McDonough’s nomination was approved by an 87-7 vote.
A longtime federal official, McDonough previously served as chief of staff to former President Barack Obama throughout his second term in office. Prior to that role, McDonough was deputy national security adviser from 2010 to 2013.
In an op-ed for Military Times last December, McDonough said his nomination was a “great honor” and pledged to leverage his government experience to revitalize the department.
“As secretary, I will work to rebuild trust and restore VA as the premier agency for ensuring our veterans overall well-being,” McDonough wrote. “VA will provide world-class health care to meet the specific needs of veterans, drive progress to eliminate veterans homelessness and bring down suicide rates, and create meaningful employment and educational opportunities.”

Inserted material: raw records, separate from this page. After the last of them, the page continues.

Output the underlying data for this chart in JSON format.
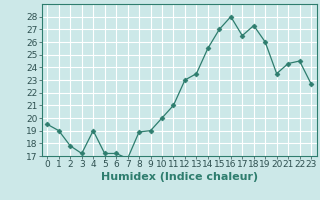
{
  "x": [
    0,
    1,
    2,
    3,
    4,
    5,
    6,
    7,
    8,
    9,
    10,
    11,
    12,
    13,
    14,
    15,
    16,
    17,
    18,
    19,
    20,
    21,
    22,
    23
  ],
  "y": [
    19.5,
    19.0,
    17.8,
    17.2,
    19.0,
    17.2,
    17.2,
    16.8,
    18.9,
    19.0,
    20.0,
    21.0,
    23.0,
    23.5,
    25.5,
    27.0,
    28.0,
    26.5,
    27.3,
    26.0,
    23.5,
    24.3,
    24.5,
    22.7
  ],
  "xlabel": "Humidex (Indice chaleur)",
  "ylim": [
    17,
    29
  ],
  "xlim": [
    -0.5,
    23.5
  ],
  "yticks": [
    17,
    18,
    19,
    20,
    21,
    22,
    23,
    24,
    25,
    26,
    27,
    28
  ],
  "xticks": [
    0,
    1,
    2,
    3,
    4,
    5,
    6,
    7,
    8,
    9,
    10,
    11,
    12,
    13,
    14,
    15,
    16,
    17,
    18,
    19,
    20,
    21,
    22,
    23
  ],
  "line_color": "#2e7d6e",
  "marker": "D",
  "marker_size": 2.5,
  "bg_color": "#cce8e8",
  "grid_color": "#ffffff",
  "xlabel_fontsize": 8,
  "tick_fontsize": 6.5
}
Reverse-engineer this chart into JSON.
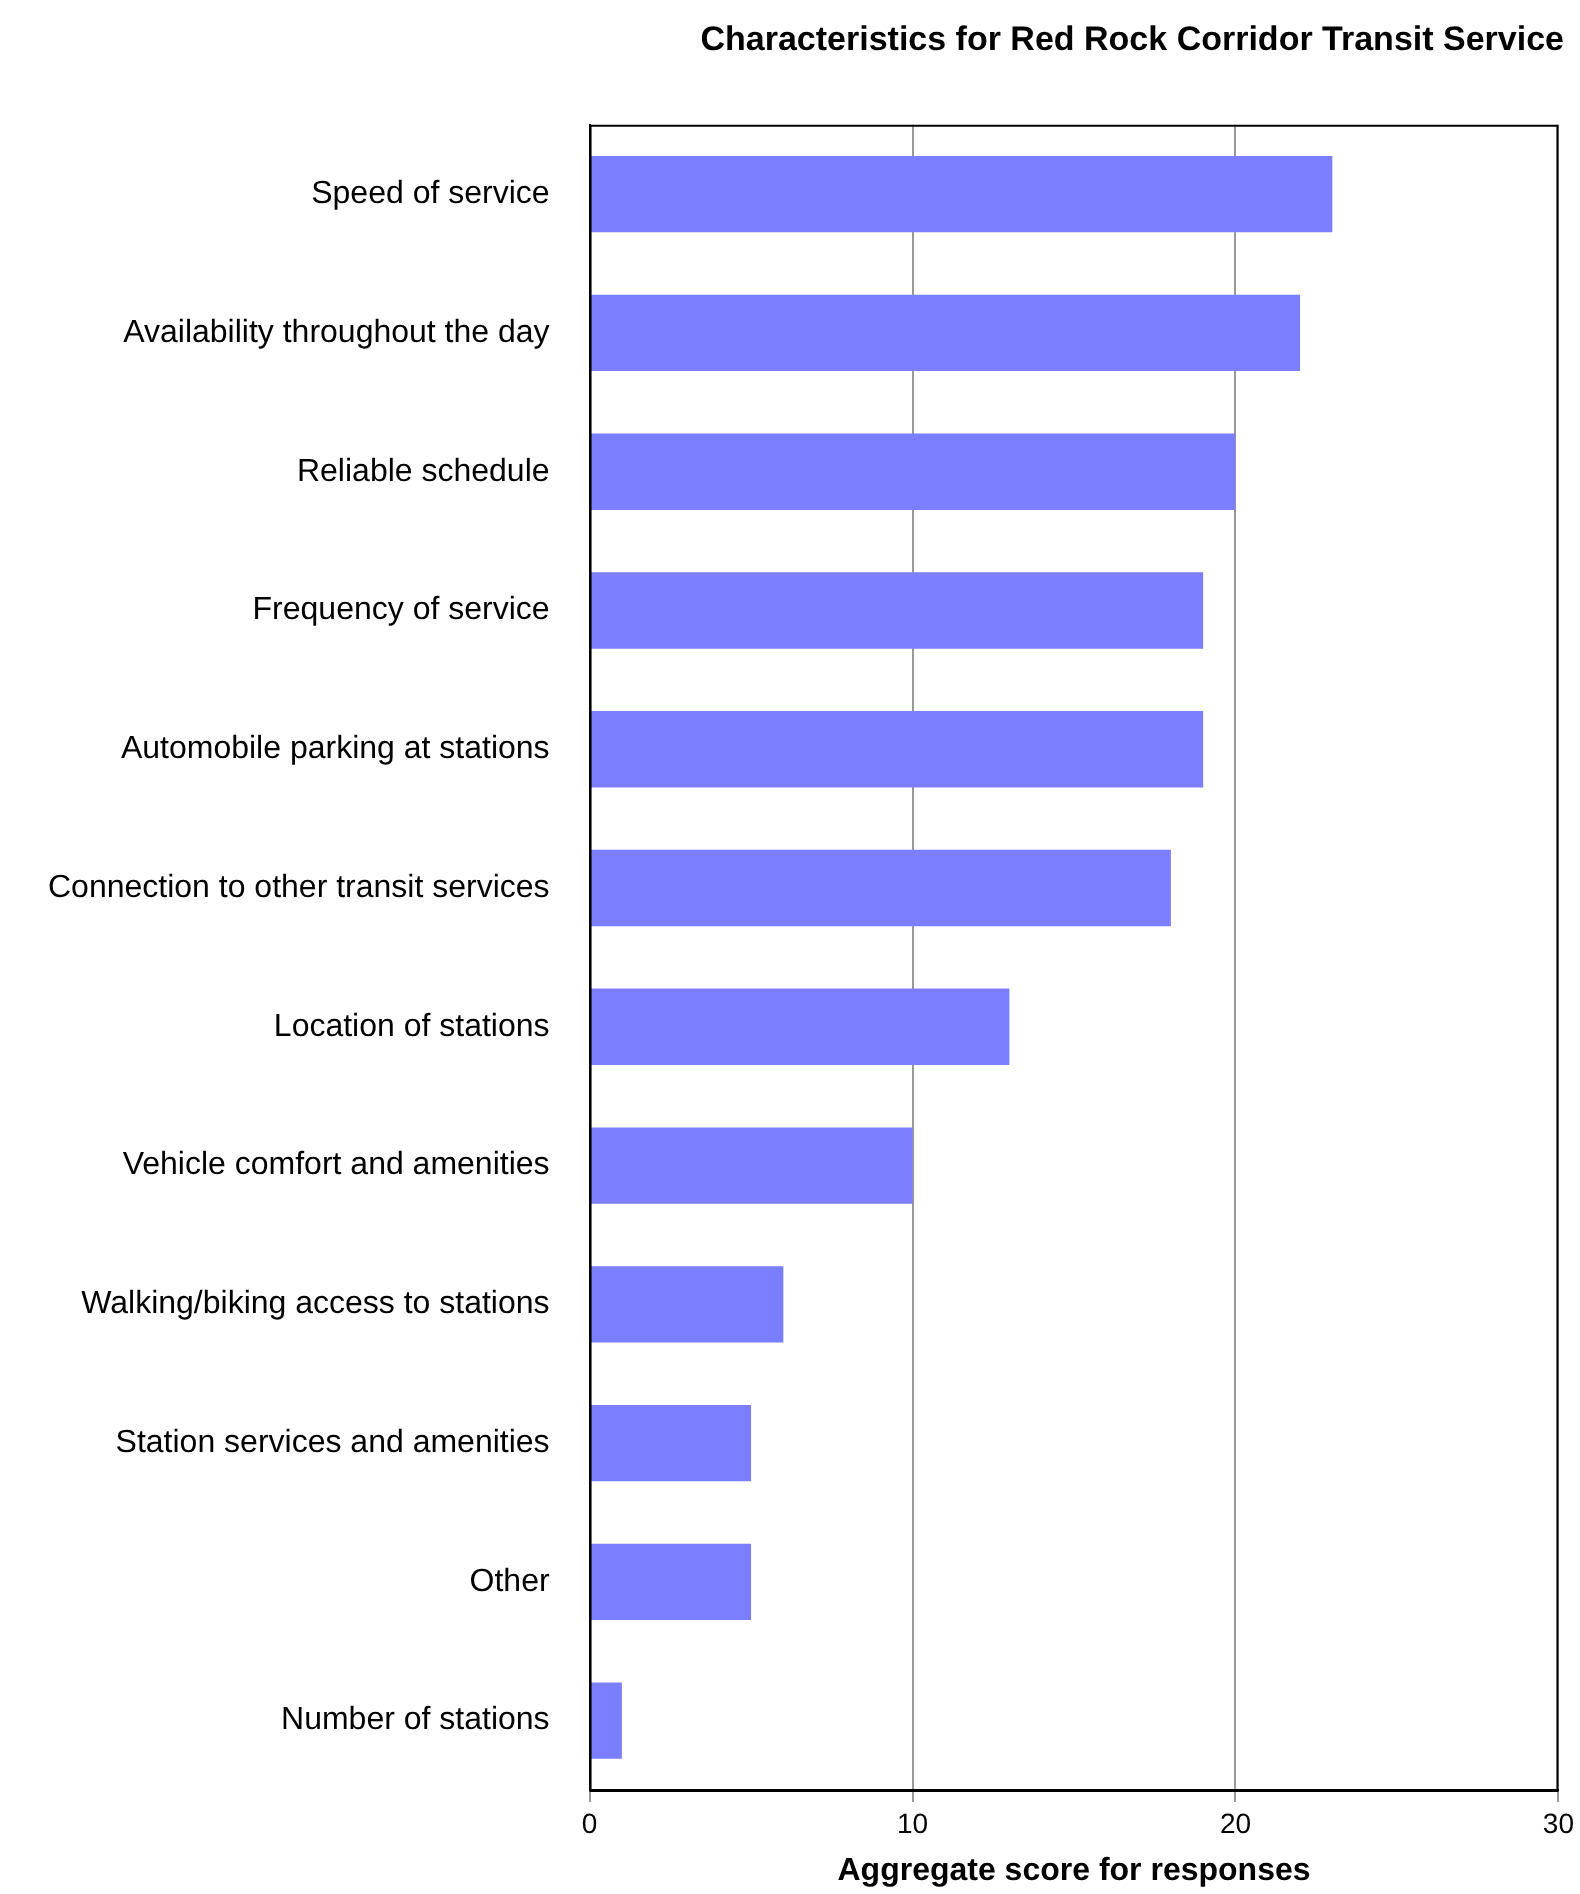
{
  "chart_data": {
    "type": "bar",
    "orientation": "horizontal",
    "title": "Characteristics for Red Rock Corridor Transit Service",
    "xlabel": "Aggregate score for responses",
    "categories": [
      "Speed of service",
      "Availability throughout the day",
      "Reliable schedule",
      "Frequency of service",
      "Automobile parking at stations",
      "Connection to other transit services",
      "Location of stations",
      "Vehicle comfort and amenities",
      "Walking/biking access to stations",
      "Station services and amenities",
      "Other",
      "Number of stations"
    ],
    "values": [
      23,
      22,
      20,
      19,
      19,
      18,
      13,
      10,
      6,
      5,
      5,
      1
    ],
    "color": "#7b7fff",
    "xlim": [
      0,
      30
    ],
    "xticks": [
      0,
      10,
      20,
      30
    ],
    "grid": "x",
    "legend": false
  }
}
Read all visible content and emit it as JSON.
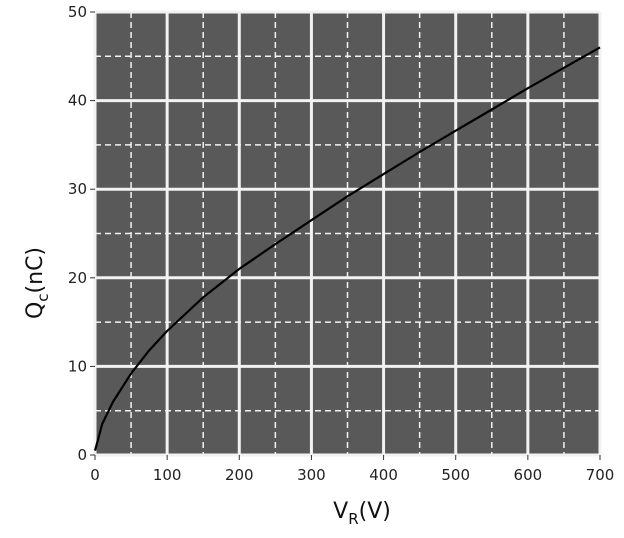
{
  "chart_data": {
    "type": "line",
    "xlabel": "V",
    "xlabel_sub": "R",
    "xlabel_unit": "(V)",
    "ylabel": "Q",
    "ylabel_sub": "c",
    "ylabel_unit": "(nC)",
    "xlim": [
      0,
      700
    ],
    "ylim": [
      0,
      50
    ],
    "x_ticks": [
      0,
      100,
      200,
      300,
      400,
      500,
      600,
      700
    ],
    "x_tick_labels": [
      "0",
      "100",
      "200",
      "300",
      "400",
      "500",
      "600",
      "700"
    ],
    "y_ticks": [
      0,
      10,
      20,
      30,
      40,
      50
    ],
    "y_tick_labels": [
      "0",
      "10",
      "20",
      "30",
      "40",
      "50"
    ],
    "grid": true,
    "colors": {
      "background": "#595959",
      "grid": "#f2f2f2",
      "line": "#000000"
    },
    "series": [
      {
        "x": [
          0,
          10,
          25,
          50,
          75,
          100,
          150,
          200,
          250,
          300,
          350,
          400,
          450,
          500,
          550,
          600,
          650,
          700
        ],
        "values": [
          0.5,
          3.5,
          6.0,
          9.2,
          11.8,
          14.0,
          17.8,
          21.0,
          23.8,
          26.5,
          29.2,
          31.7,
          34.2,
          36.6,
          39.0,
          41.4,
          43.7,
          46.0
        ]
      }
    ]
  }
}
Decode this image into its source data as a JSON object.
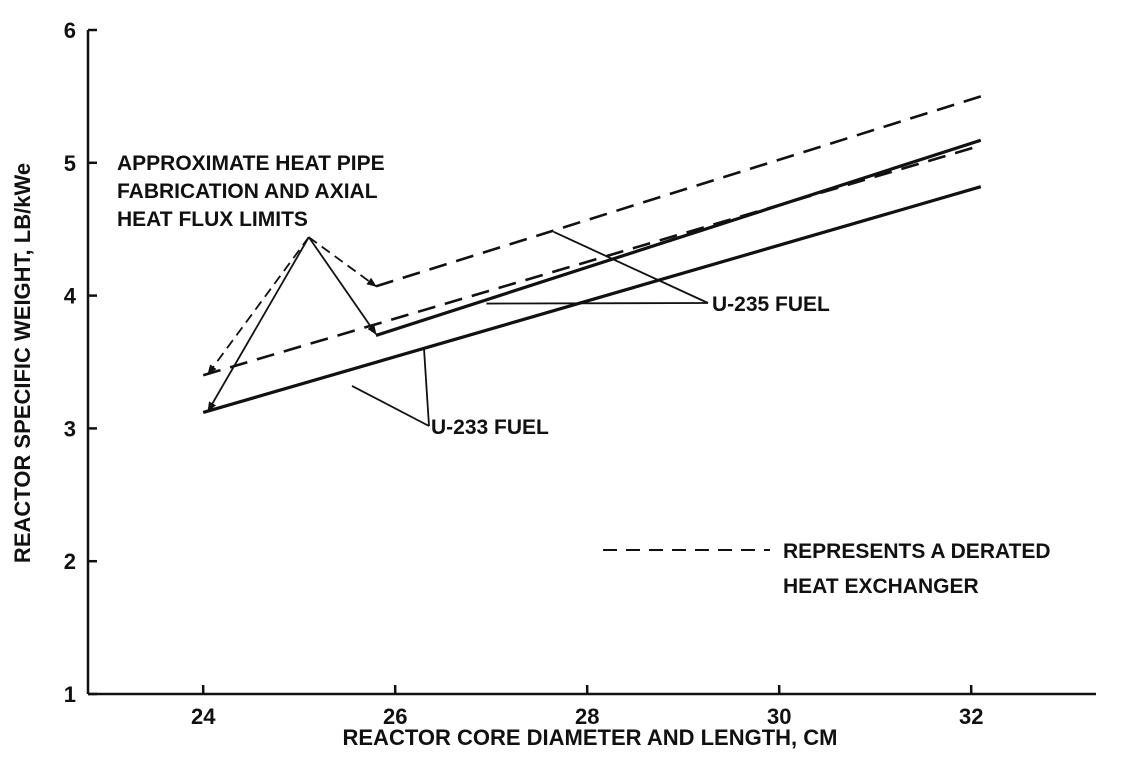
{
  "chart_data": {
    "type": "line",
    "title": "",
    "xlabel": "REACTOR CORE DIAMETER AND LENGTH, CM",
    "ylabel": "REACTOR SPECIFIC WEIGHT, LB/kWe",
    "xlim": [
      22.8,
      33.3
    ],
    "ylim": [
      1,
      6
    ],
    "xticks": [
      24,
      26,
      28,
      30,
      32
    ],
    "yticks": [
      1,
      2,
      3,
      4,
      5,
      6
    ],
    "grid": false,
    "series": [
      {
        "style": "solid",
        "x": [
          24,
          32.1
        ],
        "y": [
          3.12,
          4.82
        ]
      },
      {
        "style": "solid",
        "x": [
          25.8,
          32.1
        ],
        "y": [
          3.7,
          5.17
        ]
      },
      {
        "style": "dashed",
        "x": [
          24,
          32.1
        ],
        "y": [
          3.4,
          5.13
        ]
      },
      {
        "style": "dashed",
        "x": [
          25.8,
          32.1
        ],
        "y": [
          4.07,
          5.5
        ]
      }
    ],
    "annotations": {
      "limits": {
        "lines": [
          "APPROXIMATE HEAT PIPE",
          "FABRICATION AND AXIAL",
          "HEAT FLUX LIMITS"
        ]
      },
      "u235": "U-235 FUEL",
      "u233": "U-233 FUEL",
      "derated": {
        "lines": [
          "REPRESENTS A DERATED",
          "HEAT EXCHANGER"
        ]
      }
    }
  }
}
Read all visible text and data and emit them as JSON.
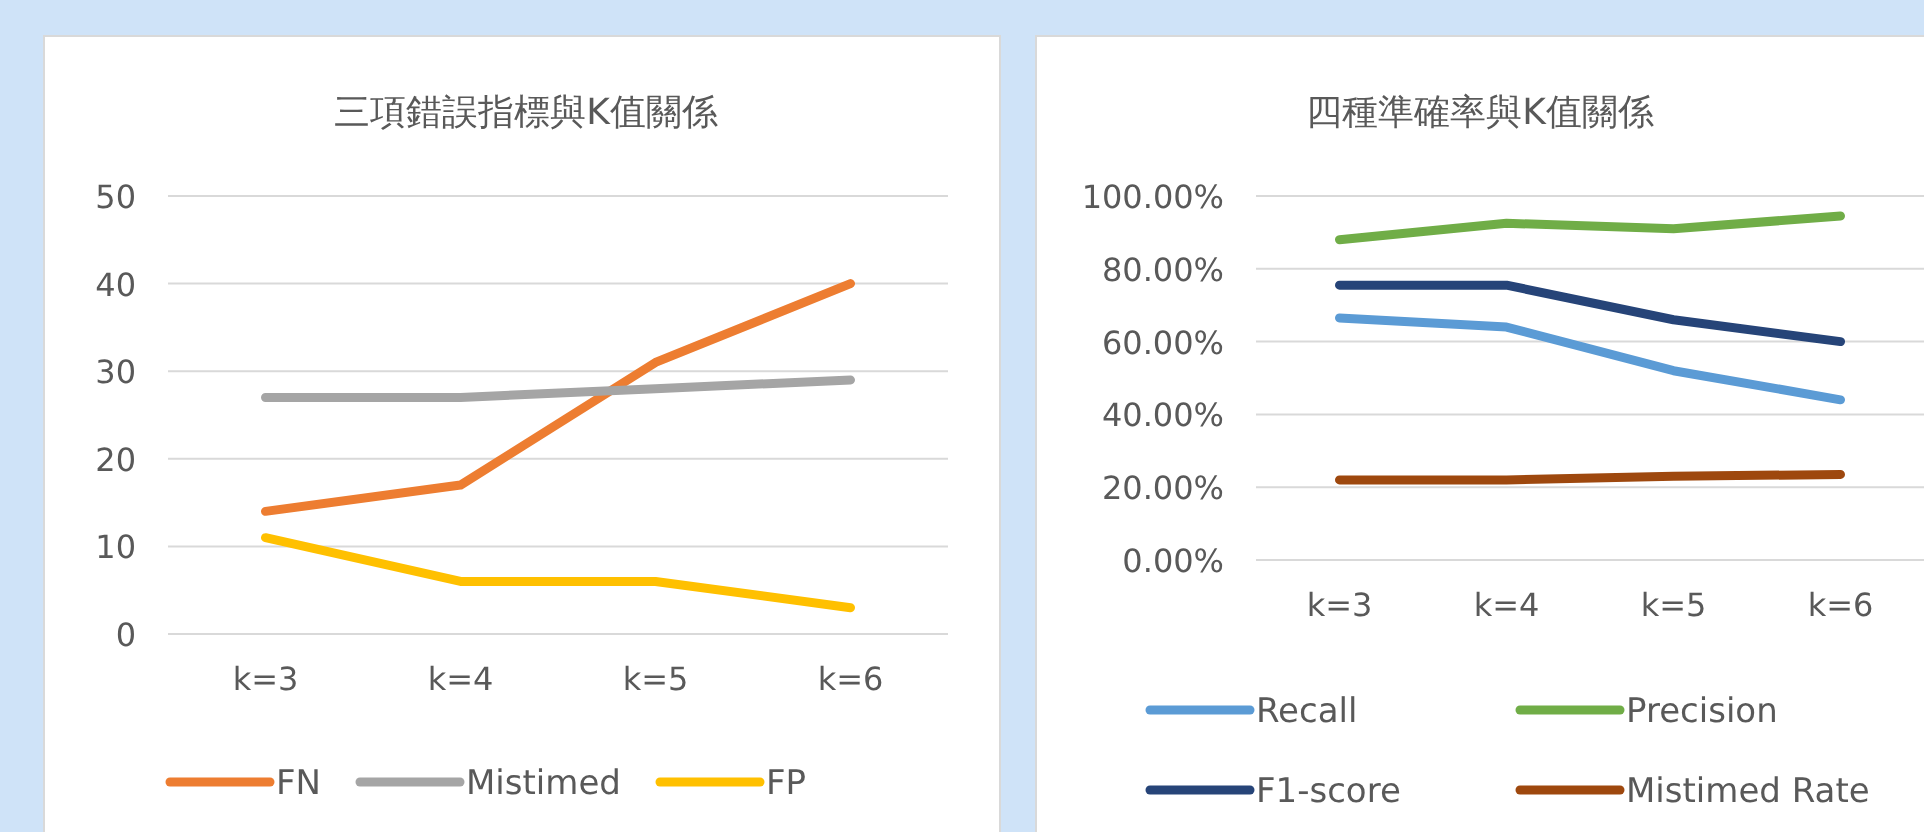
{
  "chart_data": [
    {
      "type": "line",
      "title": "三項錯誤指標與K值關係",
      "categories": [
        "k=3",
        "k=4",
        "k=5",
        "k=6"
      ],
      "series": [
        {
          "name": "FN",
          "color": "#ed7d31",
          "values": [
            14,
            17,
            31,
            40
          ]
        },
        {
          "name": "Mistimed",
          "color": "#a5a5a5",
          "values": [
            27,
            27,
            28,
            29
          ]
        },
        {
          "name": "FP",
          "color": "#ffc000",
          "values": [
            11,
            6,
            6,
            3
          ]
        }
      ],
      "ylim": [
        0,
        50
      ],
      "yticks": [
        0,
        10,
        20,
        30,
        40,
        50
      ],
      "grid": "y",
      "legend": "bottom"
    },
    {
      "type": "line",
      "title": "四種準確率與K值關係",
      "categories": [
        "k=3",
        "k=4",
        "k=5",
        "k=6"
      ],
      "series": [
        {
          "name": "Recall",
          "color": "#5b9bd5",
          "values": [
            66.5,
            64,
            52,
            44
          ]
        },
        {
          "name": "Precision",
          "color": "#70ad47",
          "values": [
            88,
            92.5,
            91,
            94.5
          ]
        },
        {
          "name": "F1-score",
          "color": "#264478",
          "values": [
            75.5,
            75.5,
            66,
            60
          ]
        },
        {
          "name": "Mistimed Rate",
          "color": "#9e480e",
          "values": [
            22,
            22,
            23,
            23.5
          ]
        }
      ],
      "ylim": [
        0,
        100
      ],
      "yticks": [
        {
          "value": 0,
          "label": "0.00%"
        },
        {
          "value": 20,
          "label": "20.00%"
        },
        {
          "value": 40,
          "label": "40.00%"
        },
        {
          "value": 60,
          "label": "60.00%"
        },
        {
          "value": 80,
          "label": "80.00%"
        },
        {
          "value": 100,
          "label": "100.00%"
        }
      ],
      "grid": "y",
      "legend": "bottom"
    }
  ]
}
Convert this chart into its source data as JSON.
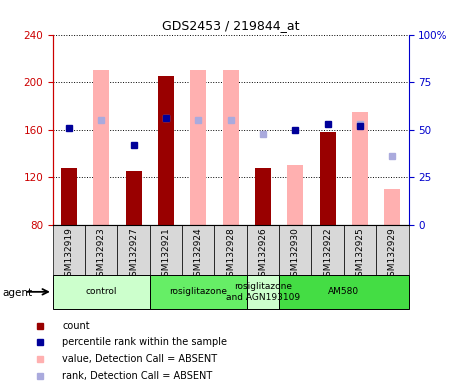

The full Senate voted on McDonough’s candidacy roughly one week after the Veterans’ Affairs Committee unanimously voted to advance his nomination. As VA secretary, McDonough will be responsible for overseeing the federal government’s second-largest department.
McDonough is the second non-veteran to serve as head of Veterans Affairs. Biden’s decision to nominate him for the role drew scrutiny from veterans groups in recent days.
“We were expecting a veteran, maybe a post-9/11 veteran. Maybe a woman veteran,” American Veterans (AMVETS) National Executive Director Joe Chenelly said in a statement to Fox News last December. “Or maybe a veteran who knows the VA exceptionally well.”
McDonough replaces Robert Wilkie, who served as VA secretary under former President Donald Trump.